We all try to not care about what people think, but that gets unbelievably hard when you are just trying to get some advice on what might look best. While most articles will tell you only how great the pixie cut looked, how much it showed off their face and how much they loved it, an equal number simply shuffle the style off to the side in favor of more “feminine” cuts. The obsession with women’s hair is a strange feature in our binary-obsessed country that is not often talked about. No one has to convince you of the perks of growing your hair out, but cut it one inch “too short” and we have to read a slew of articles just to consider it. A search for how to grow out your hair or what style it looks best in will get you nothing but pictures but consider short styles and sites silently give you alternatives that are more within the gender norm comfort zones. We try to give reassurance as people who sport pixies, so we post an endless amount of articles to calm the nerves.
In the end, if your hair is driving you insane like mine was, just do what I did: look on Pinterest or Google Images, find a cut you like and bring it to a person you trust to chop it all off. Walk in there and get that hairstyle, maybe even in sophomore year of college when everyone does it. On the plus side it means that you will never be alone!

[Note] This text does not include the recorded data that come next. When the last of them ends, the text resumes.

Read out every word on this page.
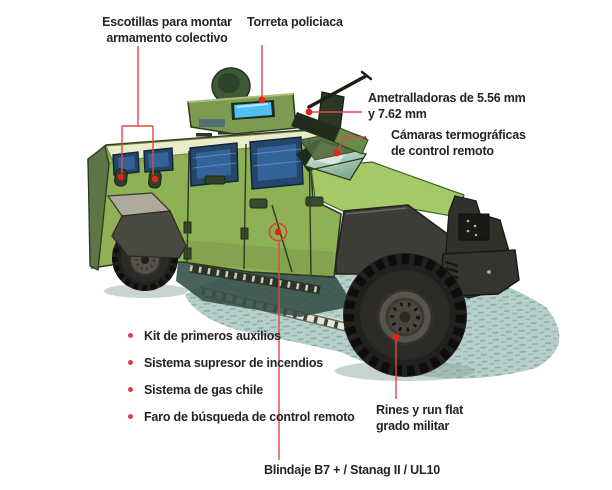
Escotillas para montar
armamento colectivo
Torreta policiaca
Ametralladoras de 5.56 mm
y 7.62 mm
Cámaras termográficas
de control remoto
Rines y run flat
grado militar
Blindaje B7 + / Stanag II / UL10
Kit de primeros auxilios
Sistema supresor de incendios
Sistema de gas chile
Faro de búsqueda de control remoto
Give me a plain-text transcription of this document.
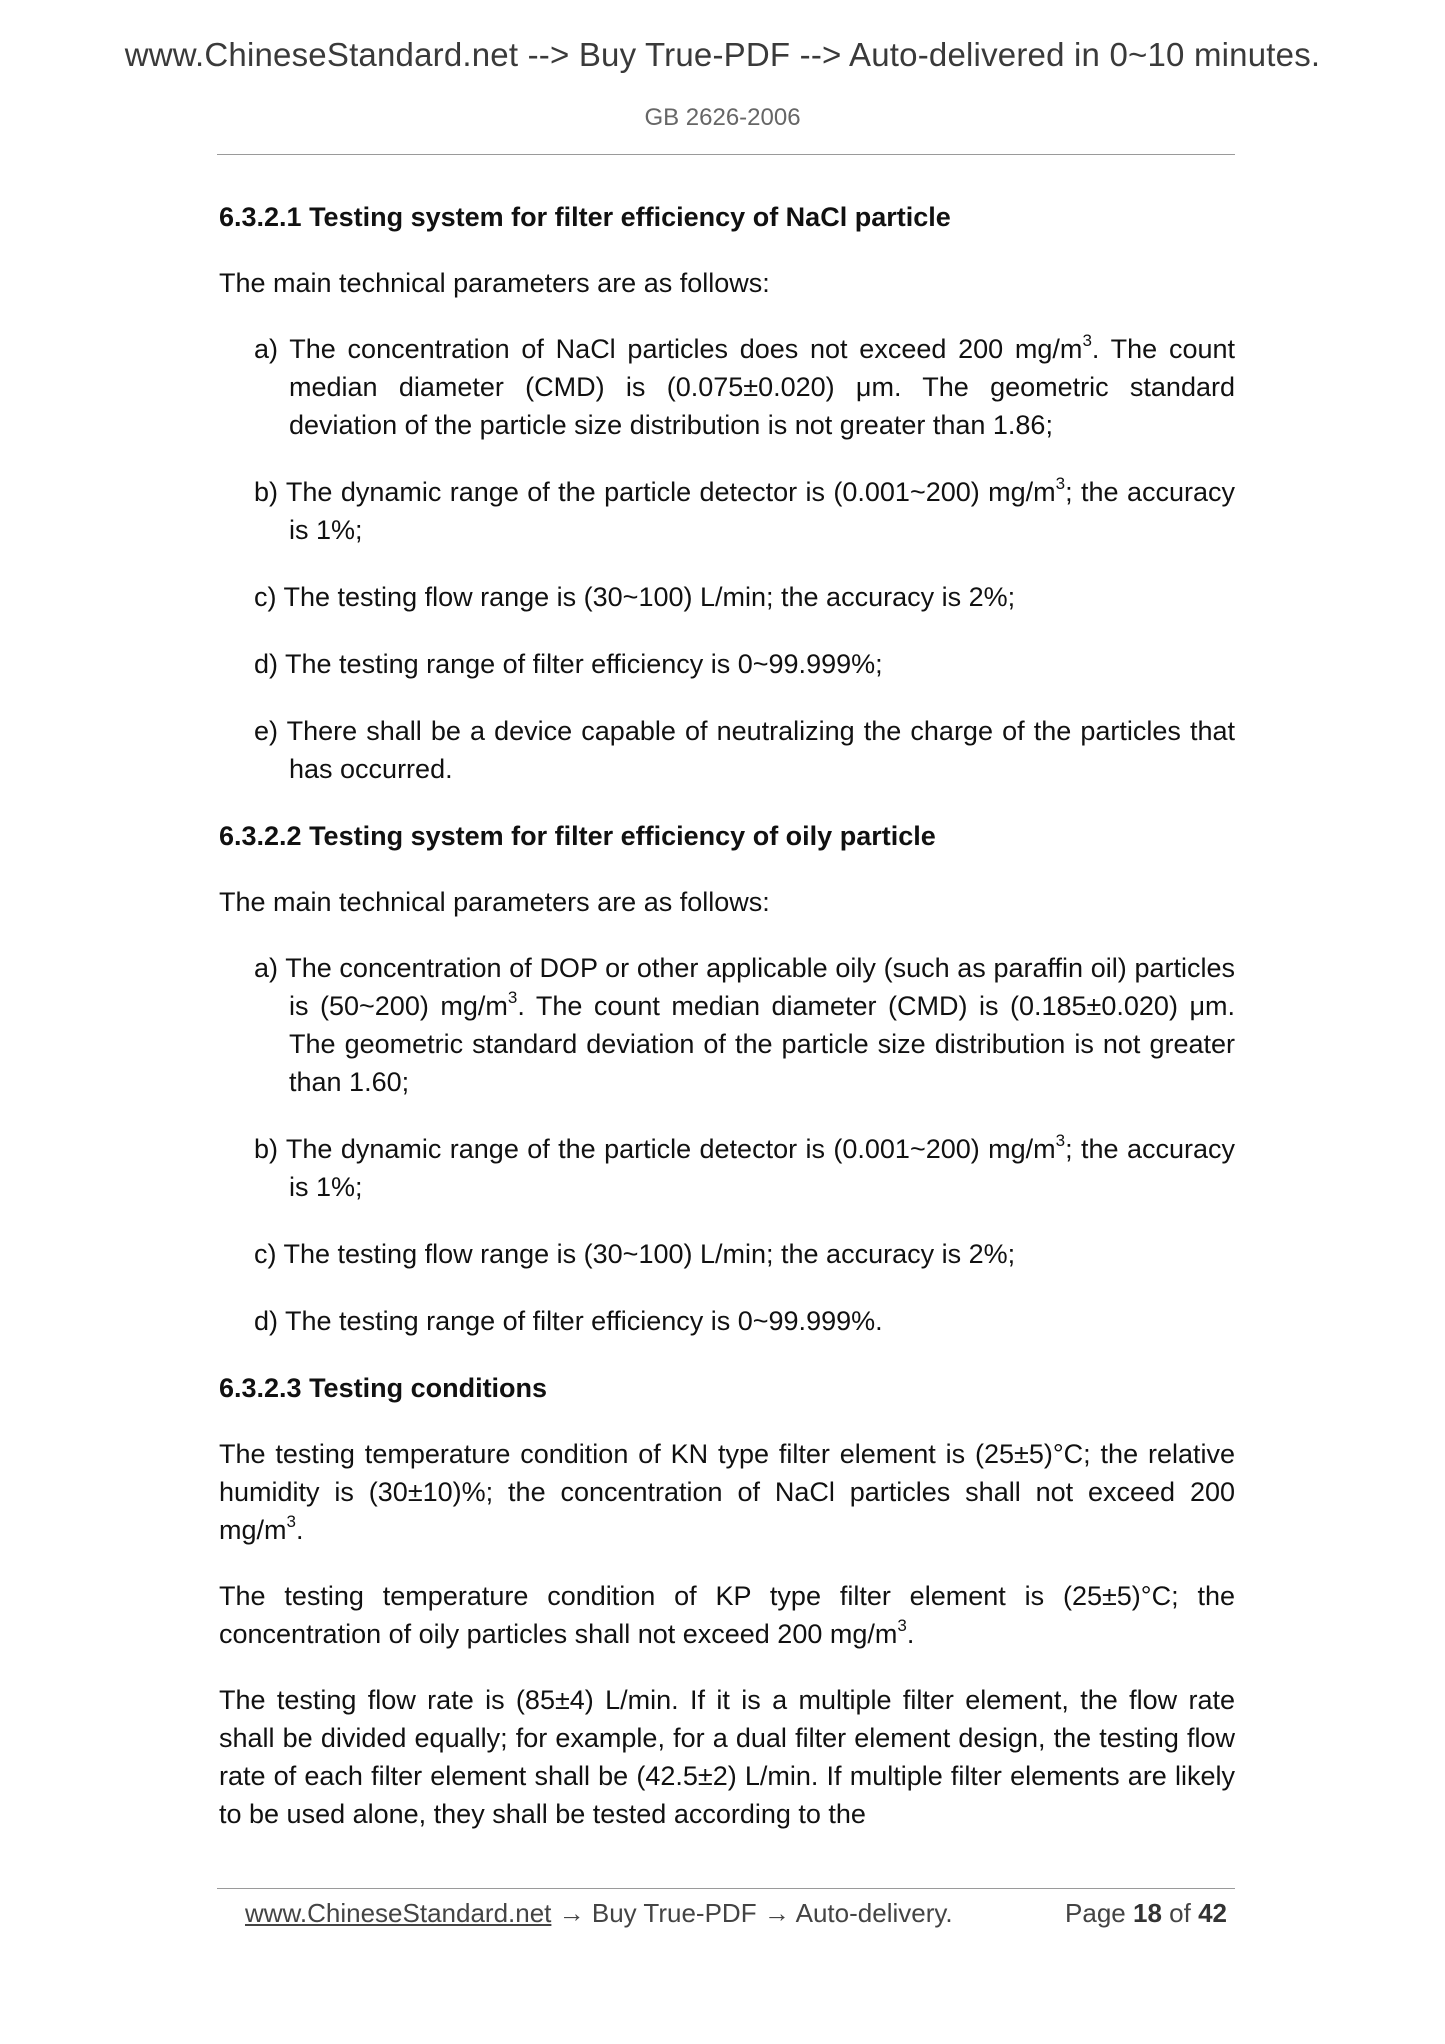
www.ChineseStandard.net --> Buy True-PDF --> Auto-delivered in 0~10 minutes.
GB 2626-2006
6.3.2.1 Testing system for filter efficiency of NaCl particle
The main technical parameters are as follows:
a) The concentration of NaCl particles does not exceed 200 $mg/m^3$. The count median diameter (CMD) is (0.075±0.020) μm. The geometric standard deviation of the particle size distribution is not greater than 1.86;
b) The dynamic range of the particle detector is (0.001~200) $mg/m^3$; the accuracy is 1%;
c) The testing flow range is (30~100) L/min; the accuracy is 2%;
d) The testing range of filter efficiency is 0~99.999%;
e) There shall be a device capable of neutralizing the charge of the particles that has occurred.
6.3.2.2 Testing system for filter efficiency of oily particle
The main technical parameters are as follows:
a) The concentration of DOP or other applicable oily (such as paraffin oil) particles is (50~200) $mg/m^3$. The count median diameter (CMD) is (0.185±0.020) μm. The geometric standard deviation of the particle size distribution is not greater than 1.60;
b) The dynamic range of the particle detector is (0.001~200) $mg/m^3$; the accuracy is 1%;
c) The testing flow range is (30~100) L/min; the accuracy is 2%;
d) The testing range of filter efficiency is 0~99.999%.
6.3.2.3 Testing conditions
The testing temperature condition of KN type filter element is (25±5)°C; the relative humidity is (30±10)%; the concentration of NaCl particles shall not exceed 200 $mg/m^3$.
The testing temperature condition of KP type filter element is (25±5)°C; the concentration of oily particles shall not exceed 200 $mg/m^3$.
The testing flow rate is (85±4) L/min. If it is a multiple filter element, the flow rate shall be divided equally; for example, for a dual filter element design, the testing flow rate of each filter element shall be (42.5±2) L/min. If multiple filter elements are likely to be used alone, they shall be tested according to the
www.ChineseStandard.net → Buy True-PDF → Auto-delivery.	Page 18 of 42
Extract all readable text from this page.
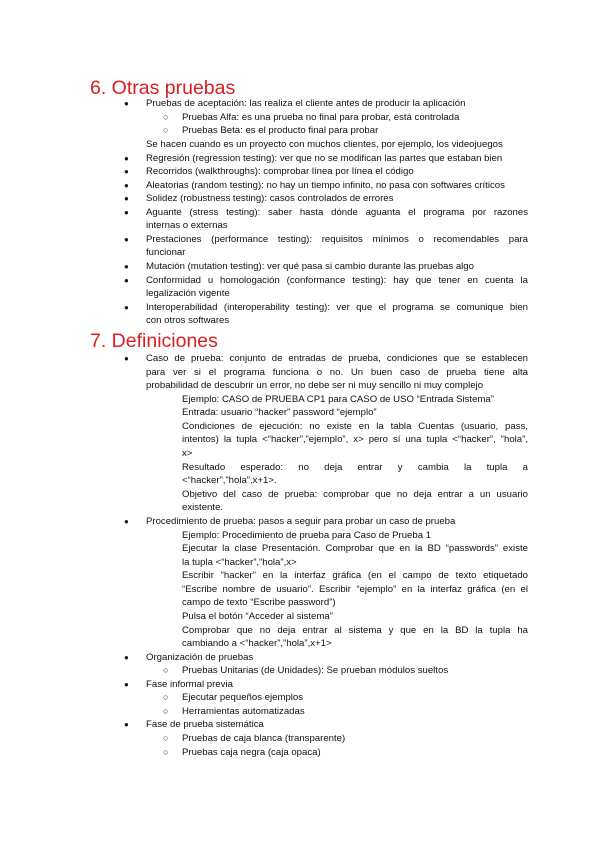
6. Otras pruebas
● Pruebas de aceptación: las realiza el cliente antes de producir la aplicación
○ Pruebas Alfa: es una prueba no final para probar, está controlada
○ Pruebas Beta: es el producto final para probar
Se hacen cuando es un proyecto con muchos clientes, por ejemplo, los videojuegos
● Regresión (regression testing): ver que no se modifican las partes que estaban bien
● Recorridos (walkthroughs): comprobar línea por línea el código
● Aleatorias (random testing): no hay un tiempo infinito, no pasa con softwares críticos
● Solidez (robustness testing): casos controlados de errores
● Aguante (stress testing): saber hasta dónde aguanta el programa por razones
internas o externas
● Prestaciones (performance testing): requisitos mínimos o recomendables para
funcionar
● Mutación (mutation testing): ver qué pasa si cambio durante las pruebas algo
● Conformidad u homologación (conformance testing): hay que tener en cuenta la
legalización vigente
● Interoperabilidad (interoperability testing): ver que el programa se comunique bien
con otros softwares
7. Definiciones
● Caso de prueba: conjunto de entradas de prueba, condiciones que se establecen
para ver si el programa funciona o no. Un buen caso de prueba tiene alta
probabilidad de descubrir un error, no debe ser ni muy sencillo ni muy complejo
Ejemplo: CASO de PRUEBA CP1 para CASO de USO “Entrada Sistema”
Entrada: usuario “hacker” password “ejemplo”
Condiciones de ejecución: no existe en la tabla Cuentas (usuario, pass,
intentos) la tupla <“hacker”,”ejemplo”, x> pero sí una tupla <“hacker”, “hola”,
x>
Resultado esperado: no deja entrar y cambia la tupla a
<“hacker”,”hola”,x+1>.
Objetivo del caso de prueba: comprobar que no deja entrar a un usuario
existente.
● Procedimiento de prueba: pasos a seguir para probar un caso de prueba
Ejemplo: Procedimiento de prueba para Caso de Prueba 1
Ejecutar la clase Presentación. Comprobar que en la BD “passwords” existe
la tupla <“hacker”,”hola”,x>
Escribir “hacker” en la interfaz gráfica (en el campo de texto etiquetado
“Escribe nombre de usuario”. Escribir “ejemplo” en la interfaz gráfica (en el
campo de texto “Escribe password”)
Pulsa el botón “Acceder al sistema”
Comprobar que no deja entrar al sistema y que en la BD la tupla ha
cambiando a <“hacker”,”hola”,x+1>
● Organización de pruebas
○ Pruebas Unitarias (de Unidades): Se prueban módulos sueltos
● Fase informal previa
○ Ejecutar pequeños ejemplos
○ Herramientas automatizadas
● Fase de prueba sistemática
○ Pruebas de caja blanca (transparente)
○ Pruebas caja negra (caja opaca)
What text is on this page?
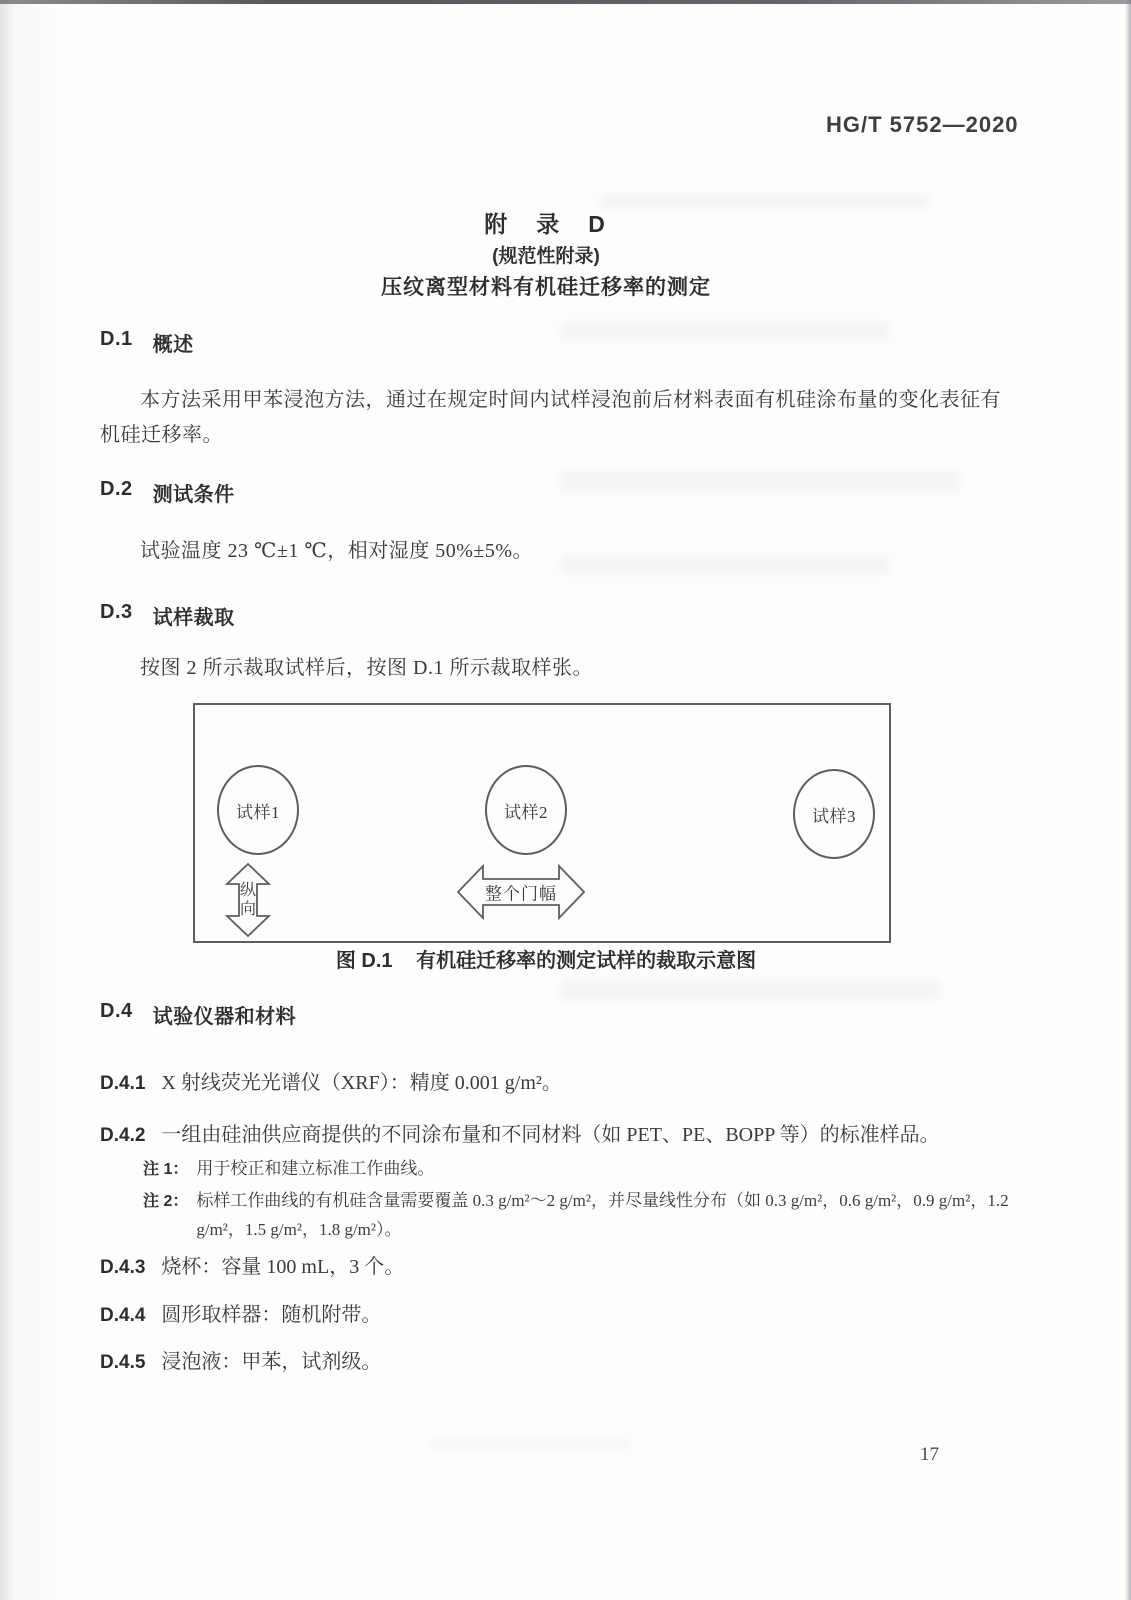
HG/T 5752—2020
附　录　D
(规范性附录)
压纹离型材料有机硅迁移率的测定
D.1 概述
本方法采用甲苯浸泡方法，通过在规定时间内试样浸泡前后材料表面有机硅涂布量的变化表征有机硅迁移率。
D.2 测试条件
试验温度 23 ℃±1 ℃，相对湿度 50%±5%。
D.3 试样裁取
按图 2 所示裁取试样后，按图 D.1 所示裁取样张。
试样1	试样2	试样3
纵向
整个门幅
图 D.1 有机硅迁移率的测定试样的裁取示意图
D.4 试验仪器和材料
D.4.1 X 射线荧光光谱仪（XRF）：精度 0.001 g/m²。
D.4.2 一组由硅油供应商提供的不同涂布量和不同材料（如 PET、PE、BOPP 等）的标准样品。
注 1： 用于校正和建立标准工作曲线。
注 2： 标样工作曲线的有机硅含量需要覆盖 0.3 g/m²～2 g/m²，并尽量线性分布（如 0.3 g/m²，0.6 g/m²，0.9 g/m²，1.2 g/m²，1.5 g/m²，1.8 g/m²）。
D.4.3 烧杯：容量 100 mL，3 个。
D.4.4 圆形取样器：随机附带。
D.4.5 浸泡液：甲苯，试剂级。
17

Your hair grows back, so there’s no point in being unhappy if the cut isn’t quite right. I would not know, though. Halfway through my haircut, I was already in love. Is this another op-ed talking about a pixie cut? Absolutely. With basic level deep thoughts on society and gender roles? You betcha. Does it recommend a pixie cut? For sure. But the one thing I will not tell you is that it changed my life—because it did not. I walked in knowing I would love it and that everything would be fine afterwards, and walked out feeling exactly that way. The only thing that it did was make me feel a lot more like myself.
The most satisfying part was sitting on the couch with my older sister and having her turn to me and tell me that she could not imagine me with longer hair anymore. In her mind, I always had this pixie. All I could say was: I know and I love it. That is how you know that your haircut reflects who you are—when you never want it to be any other way.